A relatora da matéria, senadora Damares Alves (Republicanos-DF) também ressaltou o desafio da comprovação de experiência profissional para conseguir um emprego

Publicado em 7 de abril de 2026 às 19:54

Caberá ao poder público regulamentar as hipóteses em que o período de experiência profissional de estágio valerá para provas de concursos públicos
Caberá ao poder público regulamentar as hipóteses em que o período de experiência profissional de estágio valerá para provas de concursos públicos Crédito: Lula Marques / Agência Brasil

O Senado aprovou nesta terça-feira (7) o Projeto de Lei (PL) 2762/2019 que determina que o estágio realizado pelo estudante será contado como experiência profissional. A proposta, que altera a Lei de Estágio, de 2008, segue agora para sanção do presidente Luiz Inácio Lula da Silva. Caberá ao poder público regulamentar as hipóteses em que o período de experiência profissional de estágio valerá para provas de concursos públicos.

O autor da proposta, deputado Flávio Nogueira (PT-PI), argumenta que a dificuldade de obtenção de emprego, especialmente dos jovens de 18 a 24 anos, é devido à falta de experiência profissional, e que o projeto vai preencher essa lacuna.

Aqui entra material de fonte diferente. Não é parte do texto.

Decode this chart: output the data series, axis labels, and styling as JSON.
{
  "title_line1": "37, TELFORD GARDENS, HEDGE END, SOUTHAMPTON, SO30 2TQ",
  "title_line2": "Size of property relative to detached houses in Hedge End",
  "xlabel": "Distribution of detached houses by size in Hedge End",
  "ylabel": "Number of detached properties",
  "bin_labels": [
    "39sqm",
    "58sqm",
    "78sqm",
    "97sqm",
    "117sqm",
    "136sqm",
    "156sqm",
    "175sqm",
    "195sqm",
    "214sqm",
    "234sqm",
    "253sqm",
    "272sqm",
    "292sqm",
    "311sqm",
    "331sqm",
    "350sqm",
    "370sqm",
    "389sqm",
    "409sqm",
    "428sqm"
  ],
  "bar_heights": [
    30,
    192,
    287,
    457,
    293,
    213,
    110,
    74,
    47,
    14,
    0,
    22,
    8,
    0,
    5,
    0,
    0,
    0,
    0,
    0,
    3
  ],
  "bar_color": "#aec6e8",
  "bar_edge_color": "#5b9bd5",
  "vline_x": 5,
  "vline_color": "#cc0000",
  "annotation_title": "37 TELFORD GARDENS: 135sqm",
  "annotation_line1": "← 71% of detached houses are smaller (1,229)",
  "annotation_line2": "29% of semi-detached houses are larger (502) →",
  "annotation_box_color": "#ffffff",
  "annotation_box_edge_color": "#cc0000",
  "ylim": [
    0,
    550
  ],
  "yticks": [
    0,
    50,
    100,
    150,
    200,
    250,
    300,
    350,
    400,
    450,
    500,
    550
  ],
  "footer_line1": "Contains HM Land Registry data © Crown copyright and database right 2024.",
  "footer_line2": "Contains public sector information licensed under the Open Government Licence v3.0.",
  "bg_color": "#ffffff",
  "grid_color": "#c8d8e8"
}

“O jovem não consegue trabalhar porque não teve um emprego anterior e não adquire experiência pelo fato de antes não ter trabalhado”, diz o deputado ao justificar a iniciativa.

A relatora da matéria, senadora Damares Alves (Republicanos-DF) também ressaltou o desafio da comprovação de experiência profissional para conseguir um emprego.

“O estágio, embora seja uma atividade educacional supervisionada, já ocorre no ambiente de trabalho, onde o estudante desempenha atividades profissionais, com vistas à sua preparação para o mercado de trabalho”, avalia.

Repouso

Ainda na sessão desta terça-feira, os senadores aprovaram o PL 1.732/2022, que permite dividir o repouso anual de 30 dias de médicos residentes e outros profissionais da saúde em partes menores, com um mínimo de 10 dias cada. O texto também segue para sanção presidencial. O projeto vai à promulgação.